Nonetheless, two of the recent waves elected people who support larger government, and Americans continue to depend upon government more than ever. At all levels, government consumes something close to 40 percent of the economy, not even counting regulatory costs, which are nearing $2 trillion. People seem to be groping for a solution to this, and they do not seem to think they have found it.
This picture is not unprecedented. In the period leading up to the American Revolution, loyalists or Tories contested with revolutionaries, and these two groups alternated having the upper hand between 1763 and 1776, and even later, after the war had begun. The people were making up their minds about something fundamental, and a consensus was slow in forming.
In the period before the Civil War, there were those who advocated destroying slavery in the slave states, where the national government’s constitutional authority to do so was weak or nonexistent. There were others who supported slavery where it existed, and even the extension of slavery into new regions. Others still would find some compromise that would do the least dramatic possible thing. And then there was the new Republican party, founded to stop slavery’s expansion and seek a constitutional path to its eventual abolition. This too was a fundamental question, and it took a long time and eventually much blood to decide it.
This controversy over slavery grew up in the course of one generation. One may mark it by two of the most important statutes in American history—the Northwest Ordinance of 1787 and the Missouri Compromise of 1820. The Northwest Ordinance brought the territory that became Michigan and other states into the Union, and it was the first time that a government like ours, ours being the first such government, had grown. It did not choose to grow by establishing colonies, but rather by treating the citizens of the new regions as full citizens as quickly as they could get organized.
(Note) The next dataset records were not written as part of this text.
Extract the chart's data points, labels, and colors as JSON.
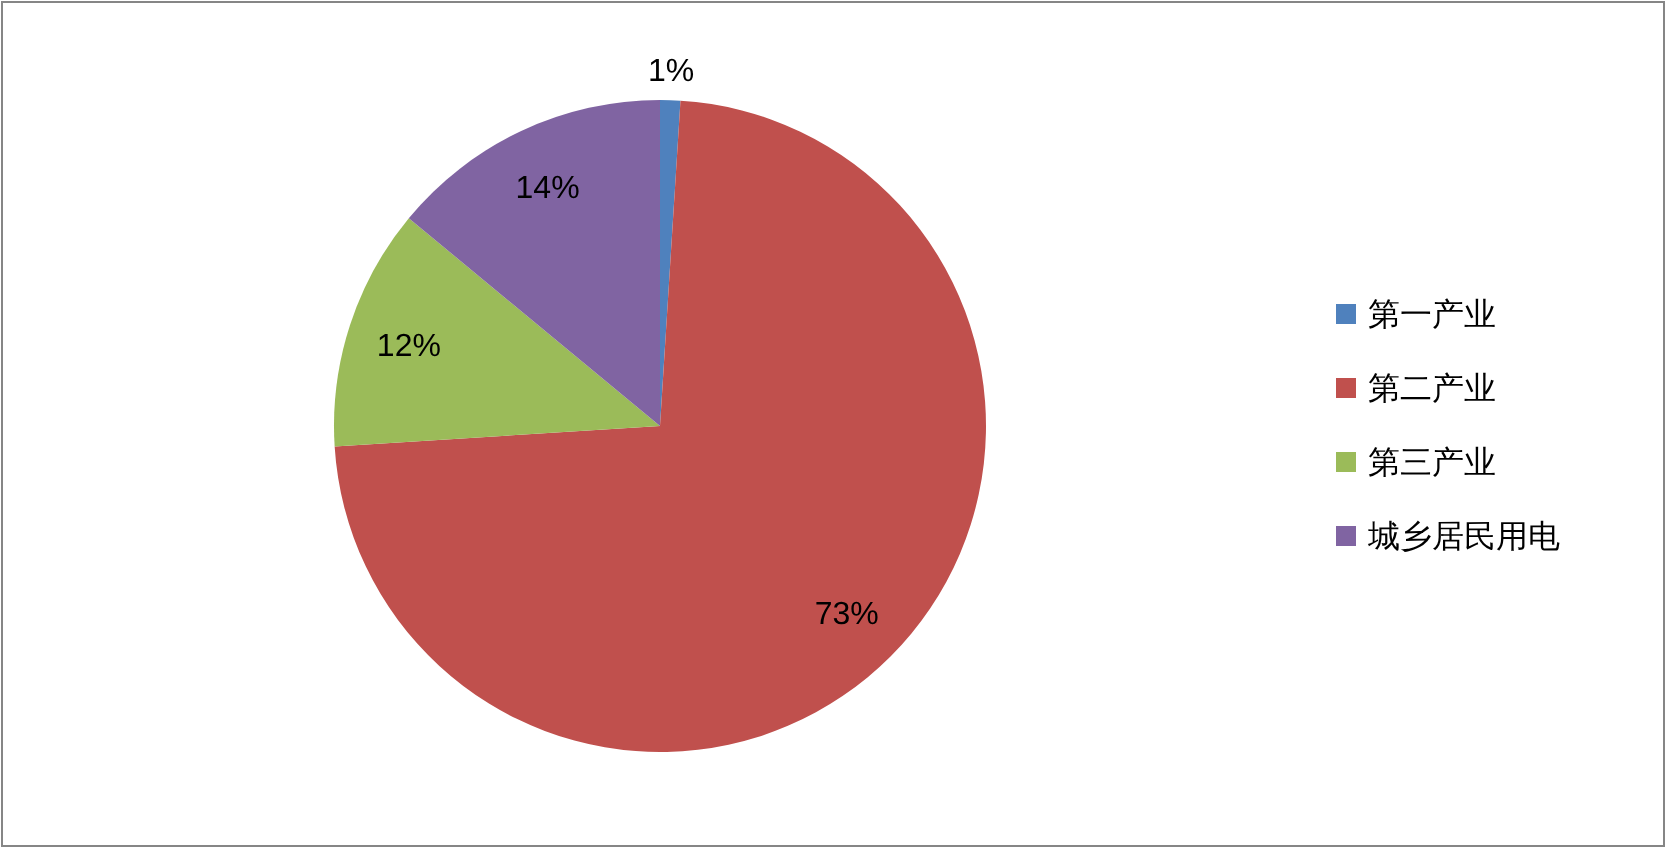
{
  "chart_data": {
    "type": "pie",
    "categories": [
      "第一产业",
      "第二产业",
      "第三产业",
      "城乡居民用电"
    ],
    "values": [
      1,
      73,
      12,
      14
    ],
    "colors": [
      "#4f81bd",
      "#c0504d",
      "#9bbb59",
      "#8064a2"
    ],
    "value_labels": [
      "1%",
      "73%",
      "12%",
      "14%"
    ],
    "legend": "right"
  }
}
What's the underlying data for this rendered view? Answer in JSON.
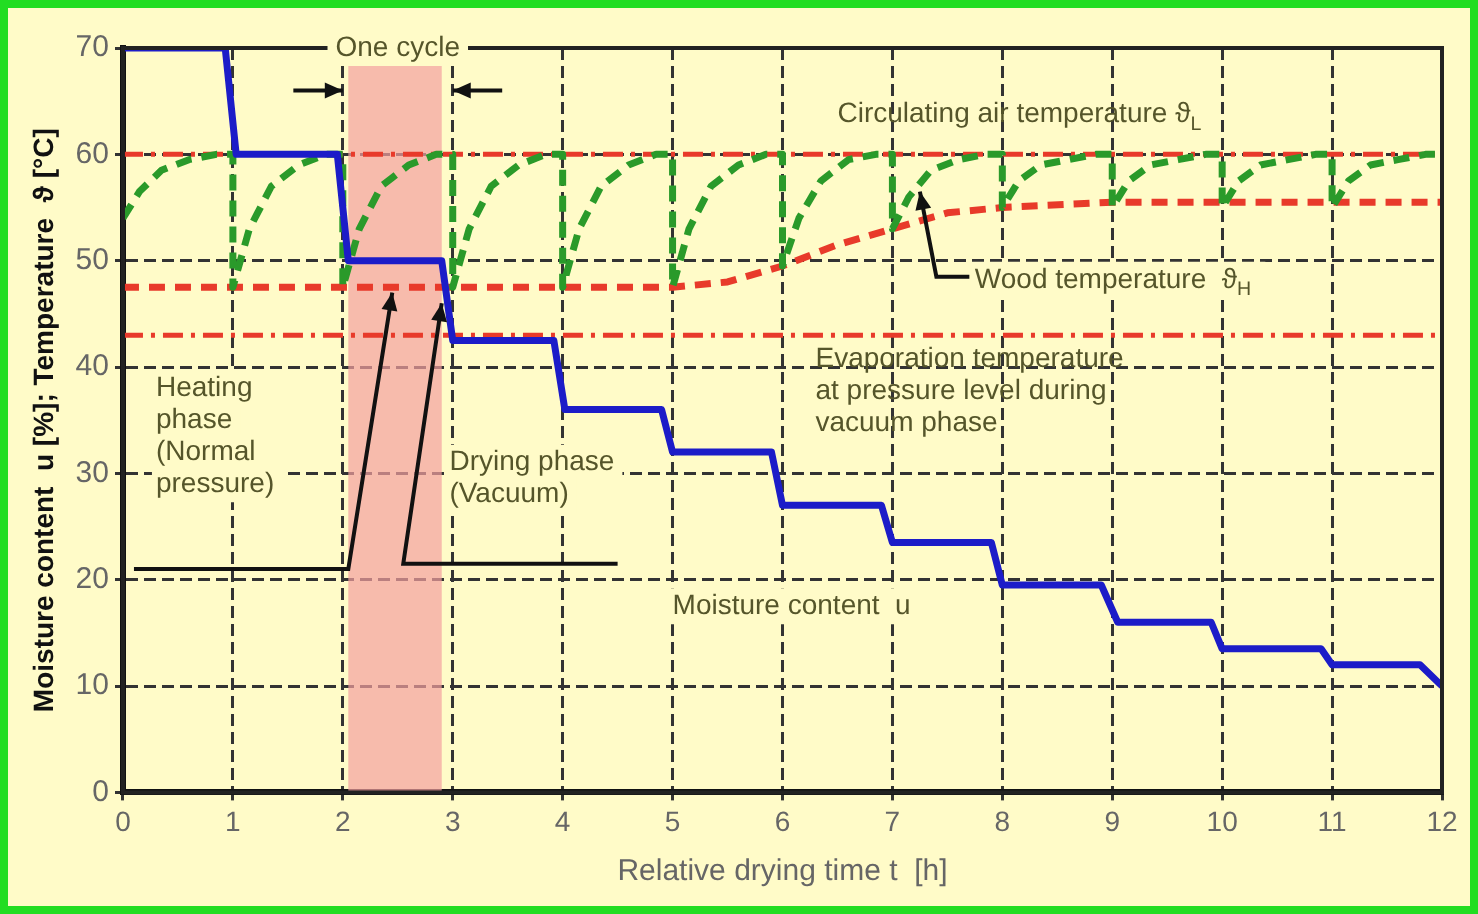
{
  "chart_data": {
    "type": "line",
    "xlabel": "Relative drying time t  [h]",
    "ylabel": "Moisture content  u [%]; Temperature  ϑ [°C]",
    "xlim": [
      0,
      12
    ],
    "ylim": [
      0,
      70
    ],
    "xticks": [
      0,
      1,
      2,
      3,
      4,
      5,
      6,
      7,
      8,
      9,
      10,
      11,
      12
    ],
    "yticks": [
      0,
      10,
      20,
      30,
      40,
      50,
      60,
      70
    ],
    "grid": true,
    "marker": "none",
    "series": [
      {
        "color": "#1c1cc8",
        "line_style": "solid",
        "x": [
          0,
          0.93,
          1.03,
          1.95,
          2.05,
          2.9,
          3.0,
          3.92,
          4.02,
          4.9,
          5.0,
          5.9,
          6.0,
          6.9,
          7.0,
          7.9,
          8.0,
          8.9,
          9.05,
          9.9,
          10.0,
          10.9,
          11.0,
          11.8,
          12
        ],
        "values": [
          70,
          70,
          60,
          60,
          50,
          50,
          42.5,
          42.5,
          36,
          36,
          32,
          32,
          27,
          27,
          23.5,
          23.5,
          19.5,
          19.5,
          16,
          16,
          13.5,
          13.5,
          12,
          12,
          10
        ]
      },
      {
        "color": "#2a9a2a",
        "line_style": "dashed",
        "x": [
          0,
          0.15,
          0.35,
          0.6,
          0.85,
          1,
          1,
          1.15,
          1.35,
          1.6,
          1.85,
          2,
          2,
          2.15,
          2.35,
          2.6,
          2.85,
          3,
          3,
          3.15,
          3.35,
          3.6,
          3.85,
          4,
          4,
          4.15,
          4.35,
          4.6,
          4.85,
          5,
          5,
          5.15,
          5.35,
          5.6,
          5.85,
          6,
          6,
          6.15,
          6.35,
          6.6,
          6.85,
          7,
          7,
          7.15,
          7.35,
          7.6,
          7.85,
          8,
          8,
          8.15,
          8.35,
          8.6,
          8.85,
          9,
          9,
          9.15,
          9.35,
          9.6,
          9.85,
          10,
          10,
          10.15,
          10.35,
          10.6,
          10.85,
          11,
          11,
          11.15,
          11.35,
          11.6,
          11.85,
          12
        ],
        "values": [
          54,
          56.5,
          58.5,
          59.5,
          60,
          60,
          47.5,
          53,
          57,
          59,
          60,
          60,
          47.5,
          53,
          57,
          59,
          60,
          60,
          47.5,
          53,
          57,
          59,
          60,
          60,
          47.5,
          53,
          57,
          59,
          60,
          60,
          47.5,
          53,
          57,
          59,
          60,
          60,
          49.5,
          54,
          57.5,
          59.5,
          60,
          60,
          53,
          56,
          58.5,
          59.5,
          60,
          60,
          55,
          57.5,
          59,
          59.5,
          60,
          60,
          55,
          57.5,
          59,
          59.5,
          60,
          60,
          55,
          57.5,
          59,
          59.5,
          60,
          60,
          55,
          57.5,
          59,
          59.5,
          60,
          60
        ]
      },
      {
        "color": "#e83a2a",
        "line_style": "dashed",
        "x": [
          0,
          5,
          5.5,
          6,
          6.5,
          7,
          7.5,
          8,
          9,
          12
        ],
        "values": [
          47.5,
          47.5,
          48,
          49.5,
          51.5,
          53,
          54.5,
          55,
          55.5,
          55.5
        ]
      }
    ],
    "ref_lines": [
      {
        "axis": "y",
        "value": 60,
        "label": "Circulating air temperature ϑ$_{L}$",
        "color": "#e83a2a",
        "line_style": "dashed"
      },
      {
        "axis": "y",
        "value": 43,
        "label": "Evaporation temperature\nat pressure level during\nvacuum phase",
        "color": "#e83a2a",
        "line_style": "dashed"
      }
    ],
    "bands": [
      {
        "axis": "x",
        "from": 2.05,
        "to": 2.9,
        "color": "#f4a0a0"
      }
    ],
    "annotations": [
      {
        "text": "One cycle",
        "x": 2.5,
        "y": 70
      },
      "Heating\nphase\n(Normal\npressure)",
      "Drying phase\n(Vacuum)",
      "Moisture content  u",
      {
        "text": "Wood temperature  ϑ$_{H}$",
        "x": 7.25,
        "y": 56.5
      }
    ]
  }
}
The Northwest Territory had belonged to Virginia, and Virginia, a slave state, on the motion of Thomas Jefferson, a slave holder, gave the land to the Union for free on condition only that there be no slavery allowed in it at any time. Although Virginia also insisted on a provision to return escaped slaves from Virginia back to their servitude, the document must be read as a sign of a consensus about slavery. We have it, those early Americans said, and we do not know what to do about it, but we know that it is wrong and should not be extended elsewhere. Many in the Founding generation stated this, often in beautiful terms. And eight states either abolished slavery or set up laws for gradual emancipation relatively quickly after the Revolution.
A generation later, Missouri was to come into the Union, and the Senate was evenly balanced between slave and free states. A compromise was necessary because the slave states insisted upon keeping that balance by admitting as many slave states as free states. Not long after that, agitation began to extend slavery even further into the vast territory still not incorporated as states. At the same time, the argument began to appear that slavery was in fact a good thing, based on the idea that some human beings had evolved to a state of superiority over others. The principle that “all men are created equal,” the very basis of American liberty in the Declaration of Independence, was condemned by a U.S. Senator from Indiana as “a self-evident lie.”
This dispute had something in common with the dispute with the king during the Revolution. In 1776, the king had a message from the throne distributed across the lines in Boston to the American Army. He was confident that this would make them abandon the cause of Revolution. He made the argument that he was born to be king by divine right, and that his children must obey him for the same reasons he, occupying his station of nobility, was obliged to care for them. The Declaration of Independence had said that no one may be rightly governed except by his consent because “all men are created equal.” The king understood his position to be built upon the opposite notion. But the American troops besieging Boston, whose enlistments were soon to expire, reenlisted in vast numbers in rejection of the king and in support of the Declaration. Soon enough the whole country followed.
Our times are like these previous times in terms of the alternation and number of political waves. But is there a principle at stake today that is as deep as the one that divided the nation in those two fateful periods?